On comprend mieux alors l’intérêt d’avoir un dollar « flexible » : les Etats-Unis, en dévaluant leur monnaie, rendent les importations moins « compétitives » et diminuent ainsi leur déficit. Mais ce calcul n’est valable que pour le pays de l’Oncle Sam. Car les dettes des autres pays sont, elles, contractées dans une devise étrangère, et que celles-ci ne peuvent logiquement qu’augmenter lorsque ces pays dévaluent leur propre monnaie. Or les États-Unis, eux, ont le privilège de pouvoir s’endetter dans leur propre monnaie. Ils peuvent ainsi la dévaluer sans courir le risque de gonfler leur dette étrangère, du moins à court terme.

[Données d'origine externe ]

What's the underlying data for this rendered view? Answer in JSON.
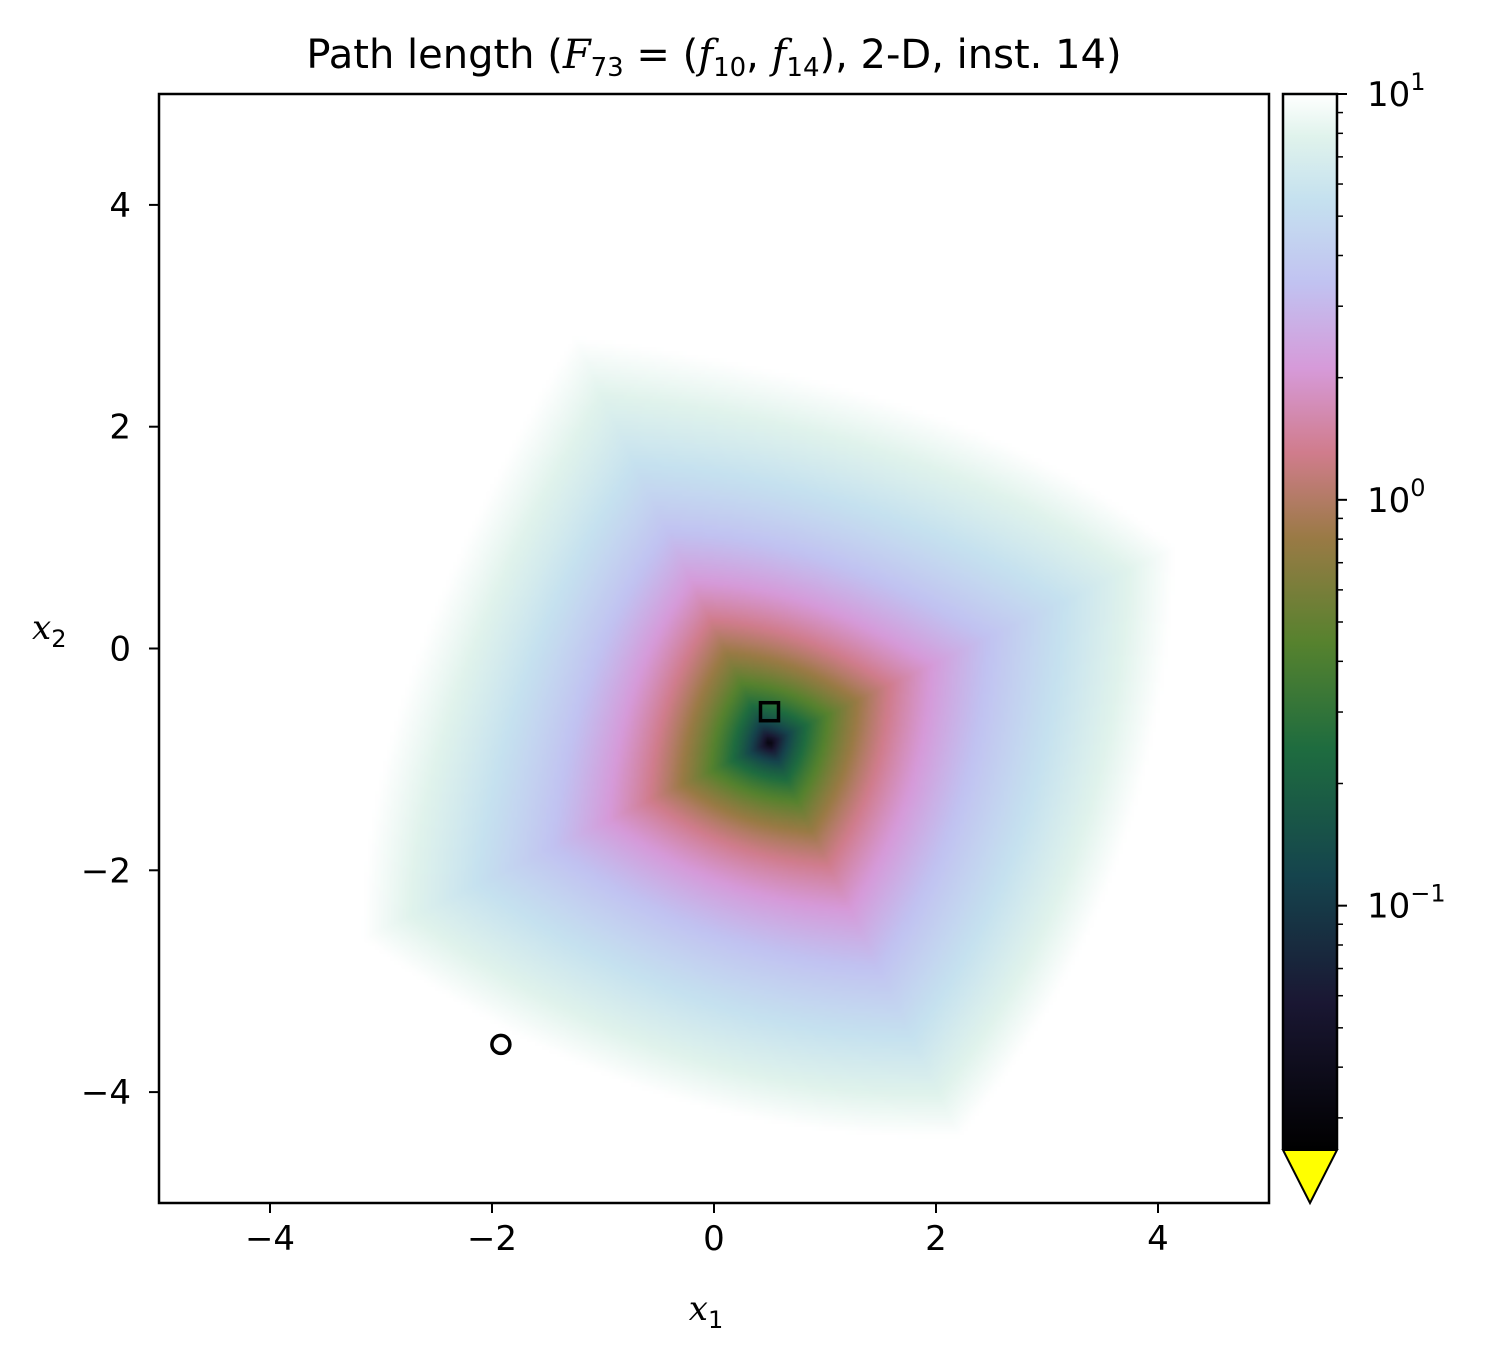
{
  "chart_data": {
    "type": "heatmap",
    "title": {
      "prefix": "Path length (",
      "F": "F",
      "F_sub": "73",
      "eq": " = (",
      "f1": "f",
      "f1_sub": "10",
      "comma": ", ",
      "f2": "f",
      "f2_sub": "14",
      "suffix": "), 2-D, inst. 14)"
    },
    "xlabel": {
      "base": "x",
      "sub": "1"
    },
    "ylabel": {
      "base": "x",
      "sub": "2"
    },
    "xlim": [
      -5,
      5
    ],
    "ylim": [
      -5,
      5
    ],
    "xticks": [
      {
        "value": -4,
        "label": "−4"
      },
      {
        "value": -2,
        "label": "−2"
      },
      {
        "value": 0,
        "label": "0"
      },
      {
        "value": 2,
        "label": "2"
      },
      {
        "value": 4,
        "label": "4"
      }
    ],
    "yticks": [
      {
        "value": 4,
        "label": "4"
      },
      {
        "value": 2,
        "label": "2"
      },
      {
        "value": 0,
        "label": "0"
      },
      {
        "value": -2,
        "label": "−2"
      },
      {
        "value": -4,
        "label": "−4"
      }
    ],
    "colorbar": {
      "scale": "log",
      "range": [
        0.025,
        10
      ],
      "ticks": [
        {
          "value": 10,
          "base": "10",
          "exp": "1"
        },
        {
          "value": 1,
          "base": "10",
          "exp": "0"
        },
        {
          "value": 0.1,
          "base": "10",
          "exp": "−1"
        }
      ],
      "under_color": "#ffff00",
      "colormap": "cubehelix"
    },
    "minimum_center": [
      0.5,
      -0.85
    ],
    "markers": [
      {
        "shape": "square",
        "x": 0.5,
        "y": -0.57
      },
      {
        "shape": "circle",
        "x": -1.92,
        "y": -3.57
      }
    ]
  }
}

Cet objectif se heurte cependant à une exigence que le Trésor étasunien a revendiquée à plusieurs reprises : les autres pays du monde doivent prendre eux aussi en charge les efforts que comporte le soutient à une relance de l’économie mondiale. Mais si, à travers la politique du dollar faible, Washington parvient à faire baisser le volume de ses importations, il est difficile que les autres pays (qui vendent leurs produits aux Etats-Unis) puissent sortir de leur phase de stagnation économique.

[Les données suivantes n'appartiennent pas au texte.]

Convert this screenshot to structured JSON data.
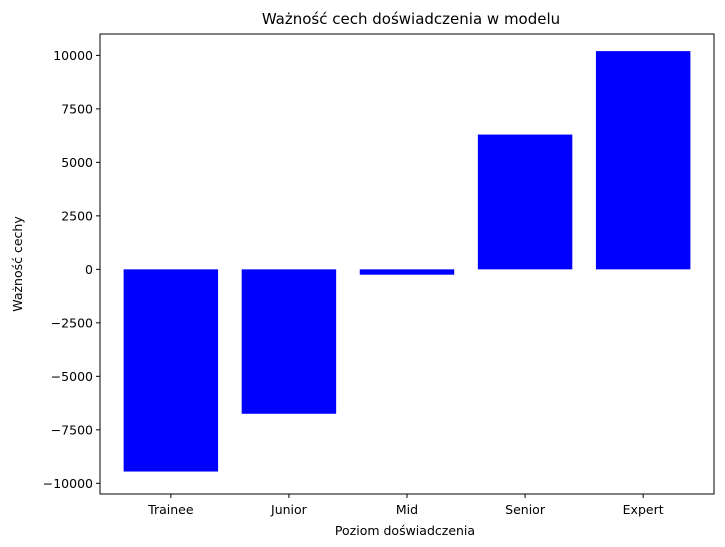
{
  "chart_data": {
    "type": "bar",
    "title": "Ważność cech doświadczenia w modelu",
    "xlabel": "Poziom doświadczenia",
    "ylabel": "Ważność cechy",
    "categories": [
      "Trainee",
      "Junior",
      "Mid",
      "Senior",
      "Expert"
    ],
    "values": [
      -9450,
      -6750,
      -250,
      6300,
      10200
    ],
    "ylim": [
      -10500,
      11000
    ],
    "yticks": [
      -10000,
      -7500,
      -5000,
      -2500,
      0,
      2500,
      5000,
      7500,
      10000
    ],
    "ytick_labels": [
      "−10000",
      "−7500",
      "−5000",
      "−2500",
      "0",
      "2500",
      "5000",
      "7500",
      "10000"
    ],
    "bar_color": "#0000ff",
    "grid": false,
    "legend": false
  }
}
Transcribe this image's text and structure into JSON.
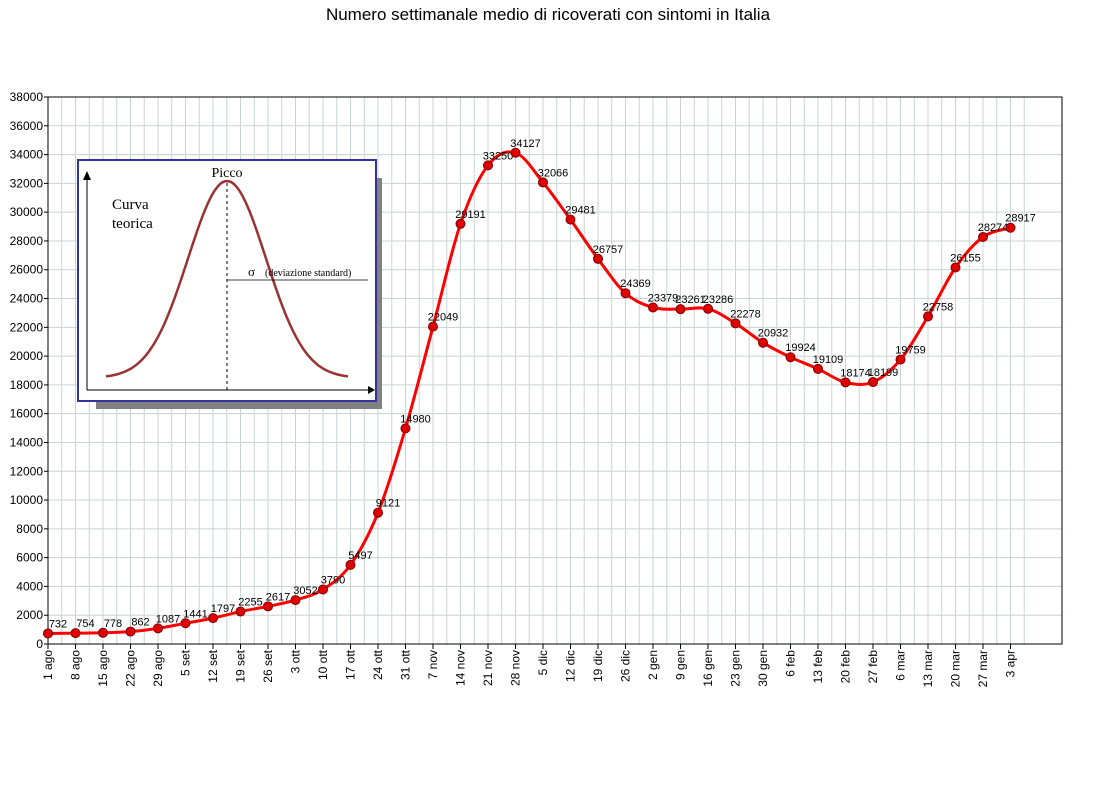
{
  "chart_data": {
    "type": "line",
    "title": "Numero settimanale medio di ricoverati con sintomi in Italia",
    "xlabel": "",
    "ylabel": "",
    "ylim": [
      0,
      38000
    ],
    "y_ticks": [
      0,
      2000,
      4000,
      6000,
      8000,
      10000,
      12000,
      14000,
      16000,
      18000,
      20000,
      22000,
      24000,
      26000,
      28000,
      30000,
      32000,
      34000,
      36000,
      38000
    ],
    "grid": true,
    "categories": [
      "1 ago",
      "8 ago",
      "15 ago",
      "22 ago",
      "29 ago",
      "5 set",
      "12 set",
      "19 set",
      "26 set",
      "3 ott",
      "10 ott",
      "17 ott",
      "24 ott",
      "31 ott",
      "7 nov",
      "14 nov",
      "21 nov",
      "28 nov",
      "5 dic",
      "12 dic",
      "19 dic",
      "26 dic",
      "2 gen",
      "9 gen",
      "16 gen",
      "23 gen",
      "30 gen",
      "6 feb",
      "13 feb",
      "20 feb",
      "27 feb",
      "6 mar",
      "13 mar",
      "20 mar",
      "27 mar",
      "3 apr"
    ],
    "values": [
      732,
      754,
      778,
      862,
      1087,
      1441,
      1797,
      2255,
      2617,
      3052,
      3790,
      5497,
      9121,
      14980,
      22049,
      29191,
      33250,
      34127,
      32066,
      29481,
      26757,
      24369,
      23379,
      23261,
      23286,
      22278,
      20932,
      19924,
      19109,
      18174,
      18199,
      19759,
      22758,
      26155,
      28274,
      28917
    ],
    "line_color": "#ff0000",
    "marker_color": "#e00000",
    "grid_color": "#c8d3d3"
  },
  "inset": {
    "y_label": "Curva\nteorica",
    "peak_label": "Picco",
    "sigma_symbol": "σ",
    "sigma_label": "(deviazione standard)",
    "frame_color": "#333399",
    "curve_color": "#993333"
  }
}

Emploi : Le bal de chiffres

Pour ce qui est de l’autre grand thème de l’actualité économique, c’est-à-dire les pressions que Washington exerce sur la Chine pour que ce pays réévalue sa monnaie, « il est dans l’intérêt de Pékin d’aller en direction d’une politique monétaire plus flexible », poursuit John Snow. « Je me sentirais très encouragé, si la Chine laissait fluctuer sa devise. » Et de tempérer aussitôt sa position : « Nous devons cependant reconnaître qu’il faudra du temps pour permettre aux infrastructures financières chinoises de s’adapter à cette flexibilité. »

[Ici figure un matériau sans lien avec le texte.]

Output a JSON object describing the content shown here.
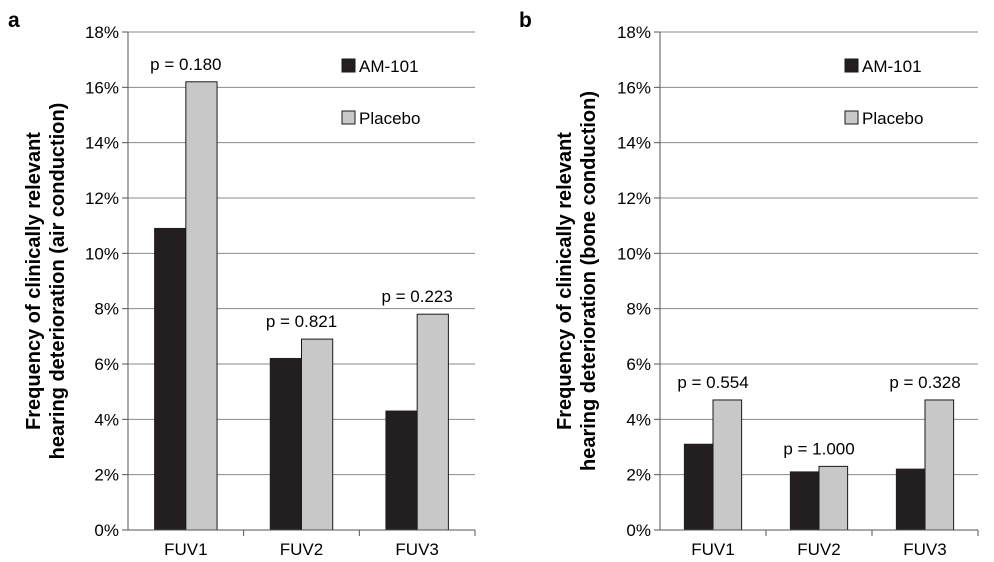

Cette concession ne va pas sans contredire les récentes pressions que les États-Unis ont fait peser sur Pékin, mais elle vise avant tout à éviter que les prix des biens importés par la Chine n’atteignent des prix trop élevés - de façon à ne pas alimenter l’inflation - : un effet qui pourrait provoquer à son tour une hausse des taux d’intérêt et, donc, un nouveau ralentissement de l’économie. Mais là où l’optimisme de M. Snow est digne de Candide, c’est quand le ministre préconise - pour ne pas dire qu’il souhaite ou qu’il espère - que l’an prochain, l’économie étasunienne aura créé deux millions de nouvelles places de travail.

Pour conforter ses prévisions, le ministre se base sur le fait que, dans les derniers mois, « l’emploi temporaire est allé très fort » et qu’en septembre, pour la première fois depuis janvier, les statistiques ont montré que 57 000 nouveaux emplois avaient été créés. Mais, comme l’a observé Paul Krugman, dans les colonnes du New York Times, à cause de la croissance démographique, des masses de jeunes entrent régulièrement dans le marché du travail.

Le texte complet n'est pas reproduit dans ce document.